A game against the league-leaders, Reading, looked set to compound Coventry City’s terrible run of recent form. However, the Sky Blues produced a determined, energetic performance against the Royals in order to battle for the three points in a surprisingly entertaining game between the two teams that had, up to this point of the campaign, taken the fewest shots in the division.
Gustavo Hamer rounded off a neat set of interchanges around the penalty area to put the Sky Blues ahead. Reading looked to have produced a moment of quality in the second-half to reverse the momentum of the game, through a well-placed finish from Lucas Joao. However, Coventry City responded with a poacher’s effort from Matt Godden and a thumping strike from outside the area from Sam McCallum to win the game. A stoppage-time goal from George Puscas made it a nervy finish, but it proved to be too little, too late.
Some Big Changes Were Made
Mark Robins made some bold calls in his team selection for this game. The formation was switched to a 3-5-2, Kyle McFadzean was dropped from the defence and Maxime Biamou started in attack for the first time this season. It wasn’t just the result that proved those changes changes correct, but the overall performance and endeavour on show.
Perhaps we were aided by a less aggressive opposition press than we’ve seen in recent weeks, nonetheless, the most obvious benefit of the change in shape and personnel was the greater poise we looked to have in possession – aside from a few hairy moments early in the first-half. Playing our best defensive ball-player in Leo Ostigard in the heart of the back three gave the team a little more fluency passing out from the back. In addition, there were more obvious passing lanes down either side of the pitch.
On the right side, Michael Rose could either play to Gustavo Hamer or Fankaty Dabo, who, in turn, had each other, as well as one of the strikers to pass to. On the left, there was a similar vertical axis between Dominic Hyam, Jordan Shipley, Ryan Giles and the strikers. It was Ben Sheaf and Leo Ostigard’s job to keep the play moving from side to side.
Gustavo Hamer and Jordan Shipley were particularly important in our performance here, providing the link between midfield and attack. In contrast to the last time we played with two up top – against Brentford – the front two were much less isolated and, in turn, linked well with the rest of the team. The first goal was a testament to Hamer and Shipley’s support of the attack, with Shipley initially getting in the area, before Hamer arrived late to smash Godden’s tee-up into the back of the net.
Overall, the team looked more energised, more robust and more competitive than we have seen in recent weeks. Perhaps a sign that the fear factor at this level is starting to wear off.
Endeavour Over Quality Is Alright For Now
As improved as this performance was, it was still far from perfect.

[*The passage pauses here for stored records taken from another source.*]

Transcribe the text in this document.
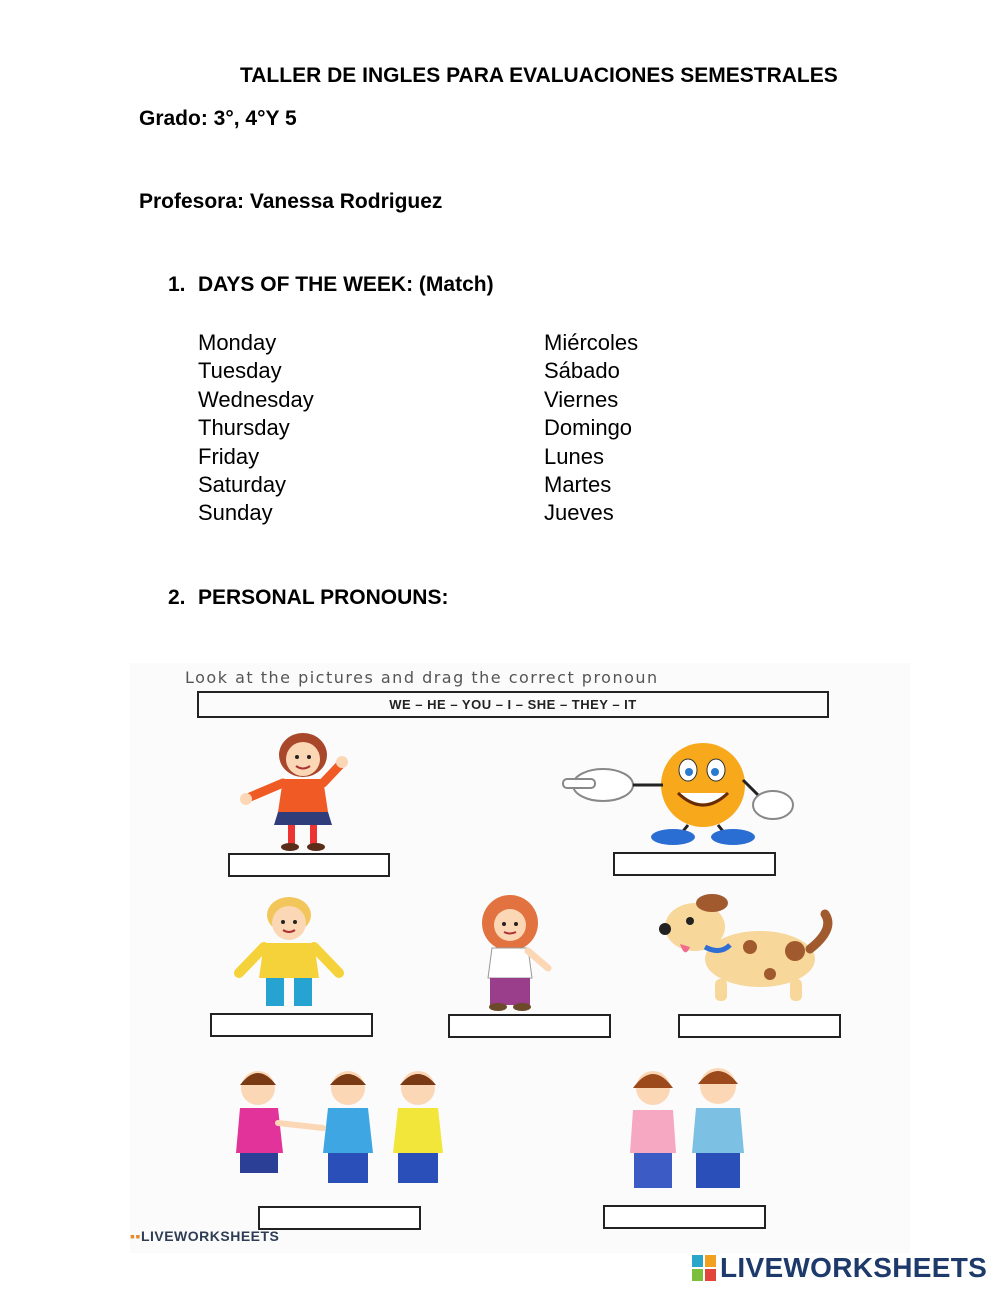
TALLER DE INGLES PARA EVALUACIONES SEMESTRALES
Grado: 3°, 4°Y 5
Profesora: Vanessa Rodriguez
1. DAYS OF THE WEEK: (Match)
Monday
Tuesday
Wednesday
Thursday
Friday
Saturday
Sunday
Miércoles
Sábado
Viernes
Domingo
Lunes
Martes
Jueves
2. PERSONAL PRONOUNS:
Look at the pictures and drag the correct pronoun
WE – HE – YOU – I – SHE – THEY – IT
▪▪LIVEWORKSHEETS
LIVEWORKSHEETS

The game was fairly level in terms of chances created, with Reading slightly edging it, reflecting that we lacked a level of control across the 90 minutes.
From some sloppy passing in our defensive third, to the ease with which we allowed Reading’s forwards to get into dangerous positions, the amount of fouls we gave away, and a few bad decisions here and there when presented with attacking opportunities, there are clear areas of improvement.
Yet, we got the win and that’s alright for now.
We’re still clearly getting to grips with this level of football. The players have clearly struggled at times with the pace and physicality of opponents in the Championship. Along with some of the bad luck we’ve had with injuries and a general lack of fitness as a result of our extended pre-season, it is understandable that we have yet pick up consistent results or performances. However, there was a danger that we were losing too much ground to salvage if we ever got up to speed.
It’s still going to be a while before the players start to feel comfortable in the Championship. That’s why it’s important that we take opportunities to get all three points when they’re presented with us. This was far from an immaculate performance, but by putting in the right amount of endeavour, we got our reward.
Let’s Start To Keep Some Clean Sheets
The clearest area for improvement at the moment is reducing the amount of goals we concede. We’re currently an average of two goals a game, which makes it very difficult to pick up results on a consistent basis.
While Reading produced two excellent finishes for their goals, we could have done more to make those shots more difficult, or have prevented them happening altogether. The first stemmed from a sloppy pass from Ben Sheaf, with the midfielder then struggling to assert himself to prevent Lucas Joao turning and getting his shot away. The second resulted from our defence getting sucked towards the ball, rather than the extra bodies Reading had thrown into the penalty area.
Moreover, the back three were left isolated on several occasions in one-versus-one situations that they were probably always going to be second-best in. As energetic as the midfield was, they struggled to offer much of a defensive shield – which is why the decision not to start Liam Kelly remains questionable.
In addition, the 3-5-2 set-up left space for Reading’s full-backs to run into and isolate our wing-backs, who often left space in behind them, leaving the back three further exposed.
It’s a combination of naive decision-making, an inability to cope with pace and physicality, and our tactical set-up that has left our defence looking exposed at this level of football. Winning games is always welcome, but we won’t make the jump to getting them consistently if we cannot stem the flow of opposition goals.